Kubernetes have many options to let the pod store determined data, but Kubernetes itself was originally designed to support only network storage. It is good for most cases used in cloud infrastructure and network speed while getting significantly faster over time, there is still the risk factors and the additional latency due to network traffic congestion.
High-performance applications need a data storage solution that is faster, and use local disks node is the best alternate. You can compare top storage solutions for Kubernetes from various online sources.
Before the local volume types are introduced, the only way to Pod to access local storage is to:
- Using hostPath to mount a local directory to Pod
- Using temporary, empty volume with emptyDir
This option is good has limited functionality for our needs, or they required us to configure the host first.

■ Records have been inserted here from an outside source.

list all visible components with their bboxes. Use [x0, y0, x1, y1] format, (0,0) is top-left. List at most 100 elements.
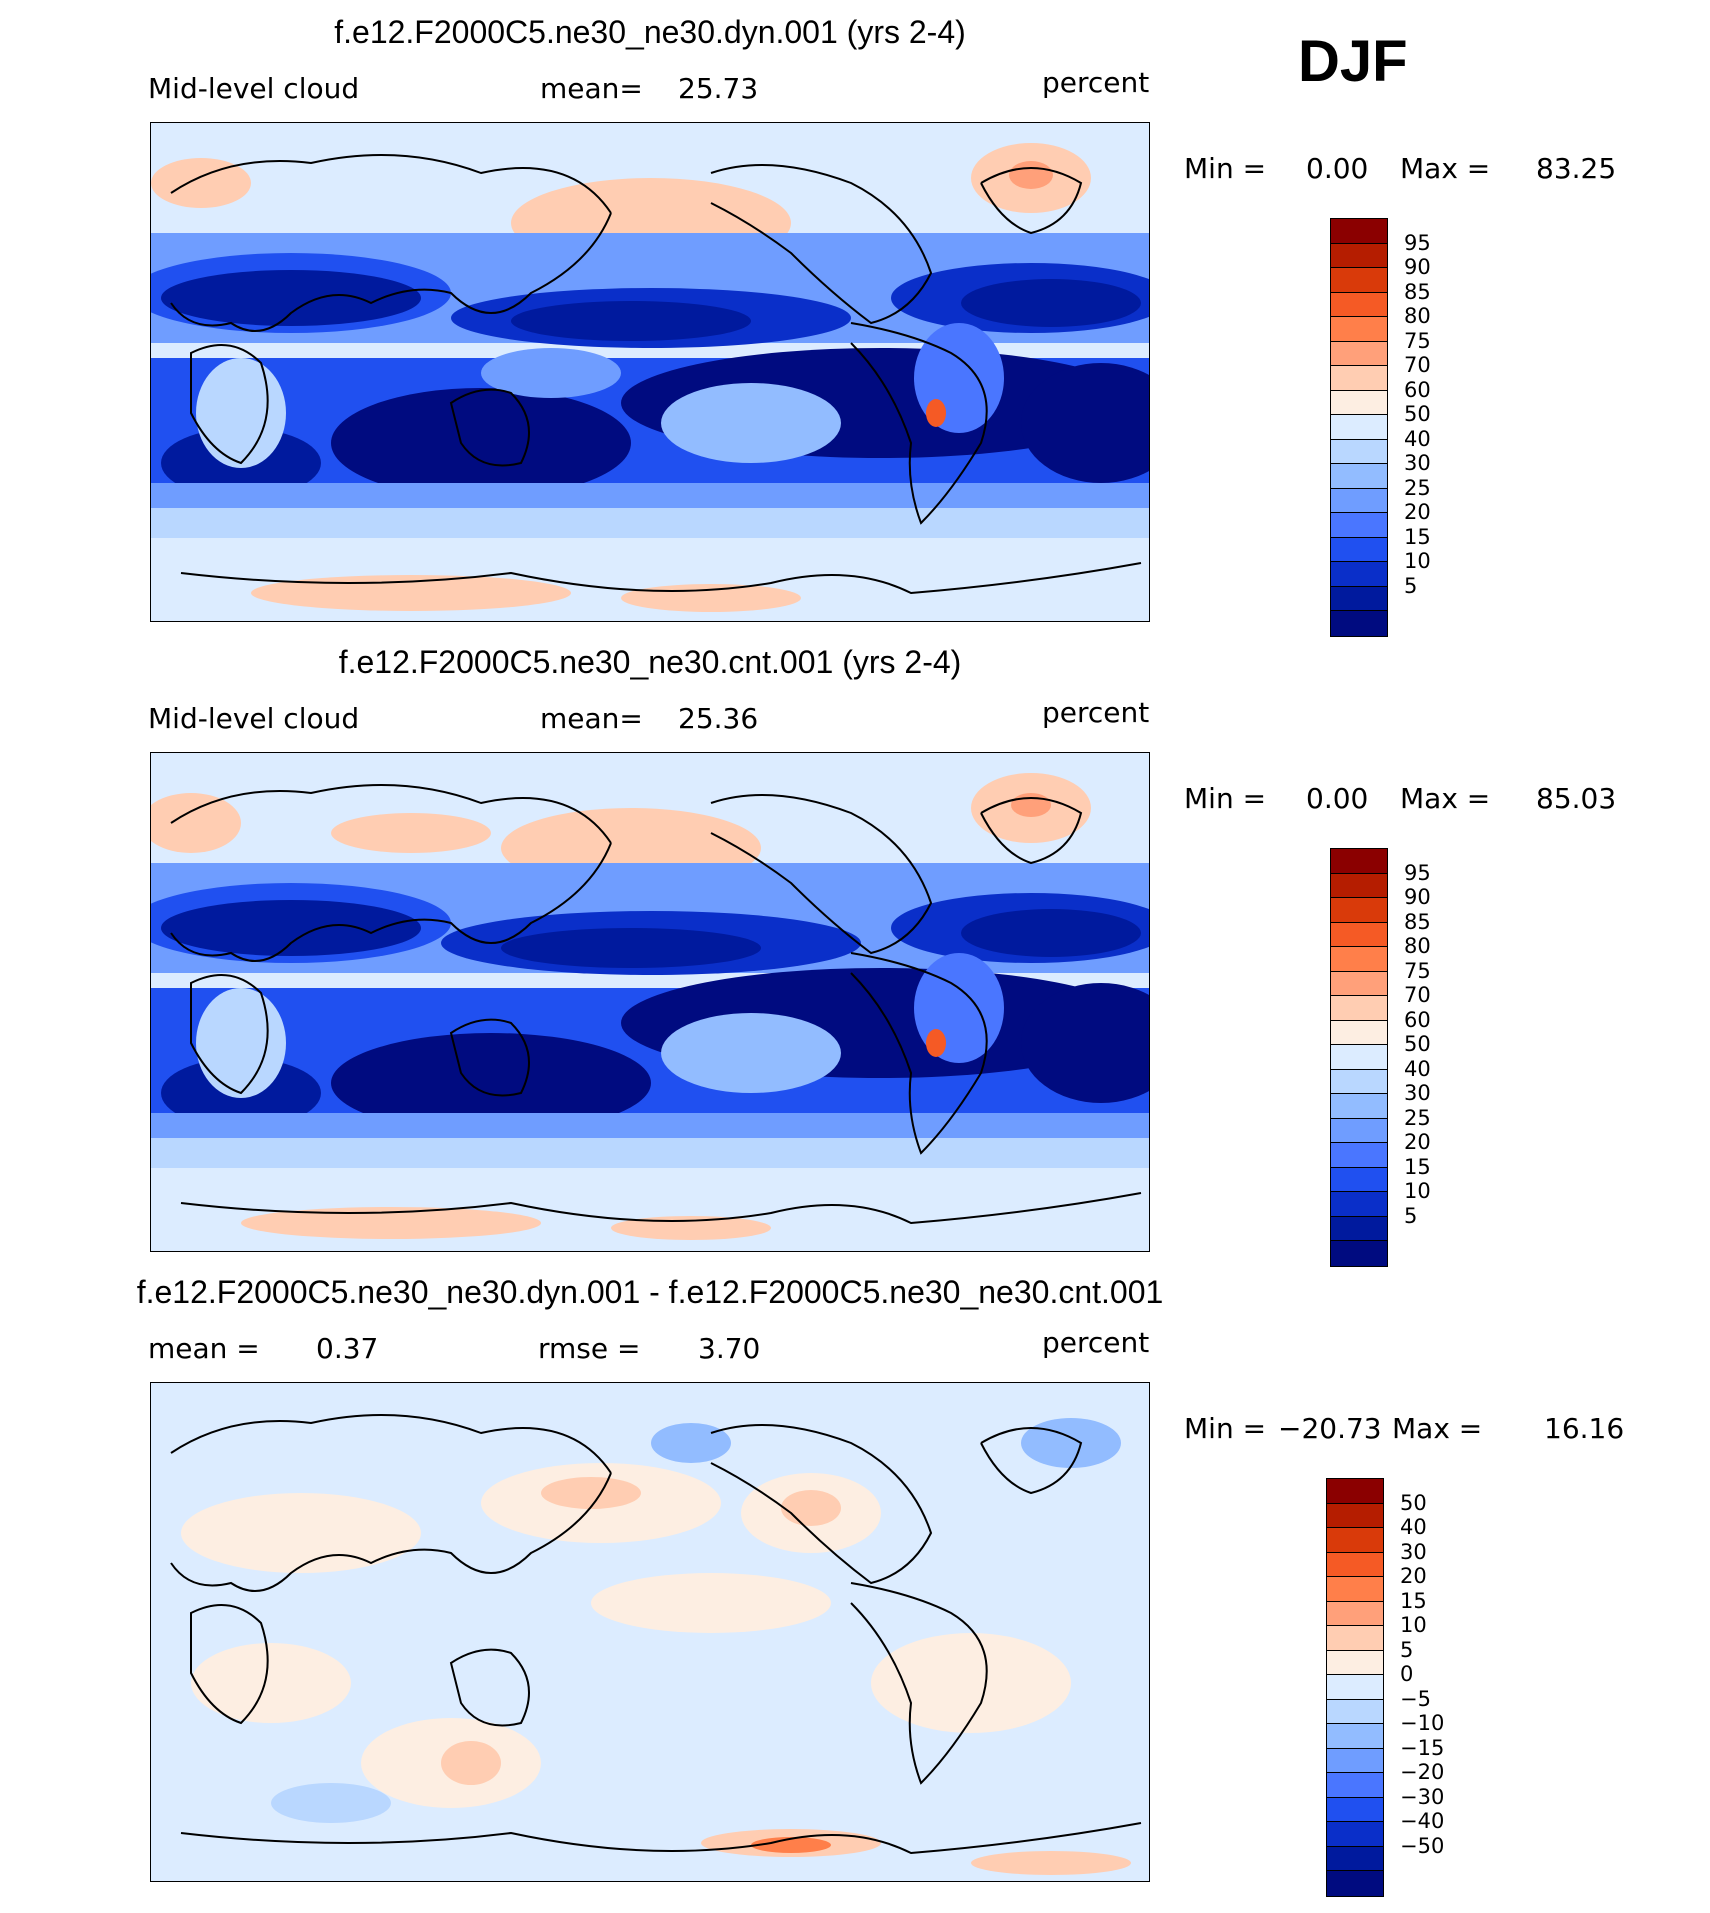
panel-1-variable: Mid-level cloud — [148, 72, 360, 105]
colorbar-swatch — [1327, 1773, 1383, 1798]
colorbar-swatch — [1331, 1216, 1387, 1241]
panel-2-min-value: 0.00 — [1306, 782, 1369, 815]
colorbar-swatch — [1331, 1094, 1387, 1119]
colorbar-label: 5 — [1400, 1637, 1414, 1662]
colorbar-label: 15 — [1400, 1588, 1427, 1613]
colorbar-swatch — [1327, 1650, 1383, 1675]
colorbar-swatch — [1331, 586, 1387, 611]
colorbar-swatch — [1331, 415, 1387, 440]
colorbar-swatch — [1327, 1748, 1383, 1773]
colorbar-label: 20 — [1404, 1130, 1431, 1154]
colorbar-swatch — [1331, 971, 1387, 996]
colorbar-swatch — [1331, 390, 1387, 415]
colorbar-swatch — [1327, 1577, 1383, 1602]
colorbar-label: −50 — [1400, 1833, 1445, 1858]
colorbar-box — [1330, 218, 1388, 637]
colorbar-label: 60 — [1404, 377, 1431, 402]
panel-2-units: percent — [1042, 696, 1150, 729]
colorbar-label: −5 — [1400, 1686, 1431, 1711]
panel-2-max-label: Max = — [1400, 782, 1491, 815]
colorbar-label: 85 — [1404, 909, 1431, 934]
colorbar-label: 60 — [1404, 1007, 1431, 1032]
colorbar-swatch — [1327, 1871, 1383, 1896]
colorbar-label: 20 — [1404, 500, 1431, 524]
colorbar-swatch — [1331, 268, 1387, 293]
panel-1-map — [150, 122, 1150, 622]
panel-1-mean-label: mean= — [540, 72, 643, 105]
panel-2-mean-label: mean= — [540, 702, 643, 735]
panel-3-title: f.e12.F2000C5.ne30_ne30.dyn.001 - f.e12.… — [136, 1274, 1164, 1310]
panel-2-mean-value: 25.36 — [678, 702, 759, 735]
panel-3-units: percent — [1042, 1326, 1150, 1359]
colorbar-label: 5 — [1404, 1203, 1418, 1228]
colorbar-swatch — [1331, 1020, 1387, 1045]
panel-1-max-value: 83.25 — [1536, 152, 1617, 185]
panel-3-min-label: Min = — [1184, 1412, 1267, 1445]
colorbar-swatch — [1331, 562, 1387, 587]
colorbar-label: 30 — [1404, 1081, 1431, 1105]
colorbar-swatch — [1327, 1503, 1383, 1528]
colorbar-box — [1330, 848, 1388, 1267]
colorbar-label: 80 — [1404, 304, 1431, 328]
panel-3-rmse-label: rmse = — [538, 1332, 641, 1365]
colorbar-swatch — [1327, 1626, 1383, 1651]
colorbar-label: 10 — [1404, 549, 1431, 573]
colorbar-swatch — [1331, 243, 1387, 268]
panel-1-mean-value: 25.73 — [678, 72, 759, 105]
panel-3-rmse-value: 3.70 — [698, 1332, 761, 1365]
colorbar-label: 50 — [1404, 1032, 1431, 1056]
colorbar-swatch — [1331, 317, 1387, 342]
panel-2-variable: Mid-level cloud — [148, 702, 360, 735]
colorbar-swatch — [1331, 341, 1387, 366]
panel-1-max-label: Max = — [1400, 152, 1491, 185]
colorbar-swatch — [1331, 947, 1387, 972]
colorbar-swatch — [1331, 464, 1387, 489]
colorbar-swatch — [1331, 1192, 1387, 1217]
panel-3-mean-value: 0.37 — [316, 1332, 379, 1365]
colorbar-swatch — [1331, 1241, 1387, 1266]
colorbar-label: 75 — [1404, 958, 1431, 983]
panel-3-map — [150, 1382, 1150, 1882]
colorbar-label: 70 — [1404, 983, 1431, 1007]
panel-1-units: percent — [1042, 66, 1150, 99]
panel-2-min-label: Min = — [1184, 782, 1267, 815]
panel-2-map-svg — [151, 753, 1149, 1251]
colorbar-swatch — [1331, 292, 1387, 317]
panel-3-max-value: 16.16 — [1544, 1412, 1625, 1445]
colorbar-label: 50 — [1400, 1490, 1427, 1515]
panel-3-mean-label: mean = — [148, 1332, 260, 1365]
colorbar-box — [1326, 1478, 1384, 1897]
colorbar-label: 5 — [1404, 573, 1418, 598]
colorbar-swatch — [1327, 1675, 1383, 1700]
colorbar-label: 95 — [1404, 230, 1431, 255]
colorbar-swatch — [1327, 1552, 1383, 1577]
colorbar-swatch — [1331, 513, 1387, 538]
colorbar-swatch — [1331, 1143, 1387, 1168]
colorbar-label: 85 — [1404, 279, 1431, 304]
colorbar-label: −10 — [1400, 1711, 1445, 1735]
colorbar-label: 20 — [1400, 1564, 1427, 1588]
colorbar-label: 30 — [1400, 1539, 1427, 1564]
colorbar-label: −15 — [1400, 1735, 1445, 1760]
colorbar-label: 40 — [1404, 426, 1431, 451]
colorbar-swatch — [1331, 366, 1387, 391]
season-label: DJF — [1298, 29, 1408, 94]
colorbar-label: 50 — [1404, 402, 1431, 426]
panel-2-map — [150, 752, 1150, 1252]
colorbar-label: 80 — [1404, 934, 1431, 958]
colorbar-swatch — [1327, 1797, 1383, 1822]
colorbar-swatch — [1331, 849, 1387, 874]
colorbar-swatch — [1327, 1724, 1383, 1749]
colorbar-label: −30 — [1400, 1784, 1445, 1809]
colorbar-swatch — [1331, 996, 1387, 1021]
colorbar-label: 40 — [1400, 1515, 1427, 1539]
colorbar-label: 25 — [1404, 475, 1431, 500]
colorbar-swatch — [1331, 922, 1387, 947]
panel-3-max-label: Max = — [1392, 1412, 1483, 1445]
colorbar-label: 10 — [1404, 1179, 1431, 1203]
colorbar-swatch — [1331, 219, 1387, 244]
colorbar-swatch — [1331, 898, 1387, 923]
colorbar-swatch — [1331, 1118, 1387, 1143]
colorbar-swatch — [1327, 1822, 1383, 1847]
colorbar-label: 15 — [1404, 524, 1431, 549]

In both cases, our ability to automate the deployment is limited. Type a local volume aims to resolve some of these issues, but it is still in beta.
The first challenge we determine how storage conditions to Pods. Each Pod needs a specific amount of disk space to complete tasks. At the same time, we do not want a single Pod to consume a disproportionate amount of disk space to produce excessive amounts of data.
Since Pods are directly related to the host resources, we cannot easily migrate workloads across nodes. After Pod scheduled on the node, it's there forever. However, this does not mean we do not have any reproduction.
Instead of relying on Kubernetes or networked storage solutions to replicate our data, we handle replication within the application itself.
This leads to our final challenge, which tracks changes associated with Pods and partitions. More specifically, the handling Pod or node failure. Because of the partition associated with certain Pod cases, we can not easily reuse a partition in the event of failure Pod.